MAC MILLER YOUTUBE GET UP MAC
Mac Miller: Remember The Late Rapper's Life In Pictures Search Hollywood Life Search Trending Navigation Trending One intermission.Latest Hollywood Celebrity & Entertainment News Primary Menu Menu Close Menu With James McAvoy, Evelyn Miller, Eben Figueiredo, Tom Edden. If this is the sound of middle-aged white guys rapping, then maybe more of them should give it a go.Ĭyrano de Bergerac. It’s a pleasure to see it brought back to life by McAvoy and company following its inaugural 2019 run and short recent stops in the West End and Glasgow.

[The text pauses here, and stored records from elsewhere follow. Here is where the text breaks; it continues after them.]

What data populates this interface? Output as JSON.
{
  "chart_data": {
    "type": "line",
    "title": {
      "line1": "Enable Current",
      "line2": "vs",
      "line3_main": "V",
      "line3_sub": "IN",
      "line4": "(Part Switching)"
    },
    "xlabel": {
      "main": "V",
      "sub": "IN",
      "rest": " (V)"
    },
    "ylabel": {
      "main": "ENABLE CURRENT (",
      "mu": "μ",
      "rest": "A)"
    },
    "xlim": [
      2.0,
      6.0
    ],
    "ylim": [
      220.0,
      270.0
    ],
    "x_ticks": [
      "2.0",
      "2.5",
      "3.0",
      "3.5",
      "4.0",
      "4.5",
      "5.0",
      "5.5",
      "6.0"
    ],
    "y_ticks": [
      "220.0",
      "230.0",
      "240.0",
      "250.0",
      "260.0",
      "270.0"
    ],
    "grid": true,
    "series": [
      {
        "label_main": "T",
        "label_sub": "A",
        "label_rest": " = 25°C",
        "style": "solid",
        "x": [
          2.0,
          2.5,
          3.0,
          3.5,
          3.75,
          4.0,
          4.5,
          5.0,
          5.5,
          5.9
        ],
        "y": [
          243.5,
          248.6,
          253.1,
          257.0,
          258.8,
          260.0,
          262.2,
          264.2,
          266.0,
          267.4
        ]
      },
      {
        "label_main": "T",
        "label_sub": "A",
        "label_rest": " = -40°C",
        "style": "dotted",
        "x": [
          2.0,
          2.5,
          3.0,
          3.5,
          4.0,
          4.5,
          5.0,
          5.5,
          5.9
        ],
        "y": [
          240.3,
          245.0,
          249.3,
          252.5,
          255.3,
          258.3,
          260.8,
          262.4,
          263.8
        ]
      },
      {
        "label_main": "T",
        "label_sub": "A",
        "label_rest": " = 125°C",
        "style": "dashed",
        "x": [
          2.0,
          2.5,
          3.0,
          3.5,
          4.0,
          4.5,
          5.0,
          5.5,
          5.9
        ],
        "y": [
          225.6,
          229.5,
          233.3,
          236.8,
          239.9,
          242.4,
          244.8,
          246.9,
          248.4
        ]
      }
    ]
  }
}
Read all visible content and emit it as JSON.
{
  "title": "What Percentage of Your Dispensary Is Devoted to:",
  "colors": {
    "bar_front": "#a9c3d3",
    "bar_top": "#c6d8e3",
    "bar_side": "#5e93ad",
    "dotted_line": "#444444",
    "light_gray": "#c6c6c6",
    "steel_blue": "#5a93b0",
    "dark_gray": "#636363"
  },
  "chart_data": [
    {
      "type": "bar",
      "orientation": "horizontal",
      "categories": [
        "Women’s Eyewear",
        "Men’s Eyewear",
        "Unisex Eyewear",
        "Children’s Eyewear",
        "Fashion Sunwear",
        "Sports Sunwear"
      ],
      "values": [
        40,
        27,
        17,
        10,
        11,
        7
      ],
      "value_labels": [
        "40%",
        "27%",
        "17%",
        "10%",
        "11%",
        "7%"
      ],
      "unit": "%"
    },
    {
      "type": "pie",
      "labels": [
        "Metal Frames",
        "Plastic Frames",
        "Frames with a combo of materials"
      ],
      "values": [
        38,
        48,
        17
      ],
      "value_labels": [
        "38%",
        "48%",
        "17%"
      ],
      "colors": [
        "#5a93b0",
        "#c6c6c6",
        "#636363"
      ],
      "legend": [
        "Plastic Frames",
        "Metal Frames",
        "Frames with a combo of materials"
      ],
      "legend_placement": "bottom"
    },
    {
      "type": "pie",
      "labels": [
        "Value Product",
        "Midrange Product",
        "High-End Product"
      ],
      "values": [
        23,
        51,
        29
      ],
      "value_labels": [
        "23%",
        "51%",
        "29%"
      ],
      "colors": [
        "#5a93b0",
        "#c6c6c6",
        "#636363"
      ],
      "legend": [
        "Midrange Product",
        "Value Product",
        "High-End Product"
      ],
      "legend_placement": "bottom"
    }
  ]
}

When invited to sell out and become a published playwright, he says he needs to “isolate me so I can create.” Which brings us to another crucial point: Adapter Martin Crimp, a bleak, formally experimental playwright-who is, as they say, big in Germany-has, in his sixties, written an absolute banger in his startling adaptation of Rostand. This Cyrano’s “ugliness” is a metaphor or maybe even an artist’s blessing and curse. Cyrano lends Christian the words to woo her, culminating here in a hilarious then heartbreakingly intense scene at Roxane’s window, where McAvoy switches out of his usual hench Glaswegian and into Christian’s soft south London, faking it so his friend can make it, but also revealing his true feelings.Īnd as for the nose? No Gerard Depardieu–style extensions here. The plot is melancholy and ludicrous: Ugly, brilliant Cyrano burns for his beautiful, smart cousin Roxane (a wonderfully strong Evelyn Miller), but she likes the pretty-faced Christian (Eben Figueiredo), who can’t string a sentence together. And there are plenty of laughs, especially from Tom Edden as the incompetent predator De Guiche. There’s so much energy here, and it can switch in a beat from locker-room geez to earnest studenty debates. The Big Mac is backed up by a chorus of massively talented actors and beatboxers who look and feel like modern London: brown, black, white, queer, wised up-with easy quick banter and a mad flow. And it all happens around a mic on a stage that’s mostly blank and white like an unwritten page.ĭirector Lloyd and designer Soutra Gilmour have had the sense to get out of the way and strip everything back, to let the words and actors shine. Duels, like the one where Cyrano massacres a crap actor for massacring Hamlet, are fought as rap battles or slam contests. The rapiers, intrigue and censorship of Cardinal Richelieu’s Paris, circa 1640, are modernized as razor-sharp banter about love, sex, and (nudge, wink) cultural appropriation. Writers are fighters and the word is everything in this firecracker show about passion, rejection, and the crazy genius of the spoken word. Writer Martin Crimp and director Jamie Lloyd have pulled off something improbably brilliant to get him here: taking Edmond Rostand’s frilly old French verse drama about a mournful musketeer with a massive nose and reinventing it as, basically, Hamilton for Europeans. McAvoy is Cyrano: winner in words, loser in love-and he’s hot as hell.
For nearly three hours he spits fire, spraying lyrical pearls at his enemies, nailing rap battles and chucking his battered heart beneath the feet of the woman he loves, Roxane.
That man is James McAvoy: booted and buzzcut like a Glaswegian squaddie and stripped to the waist. New York’s hottest ticket is a middle-aged white man rapping.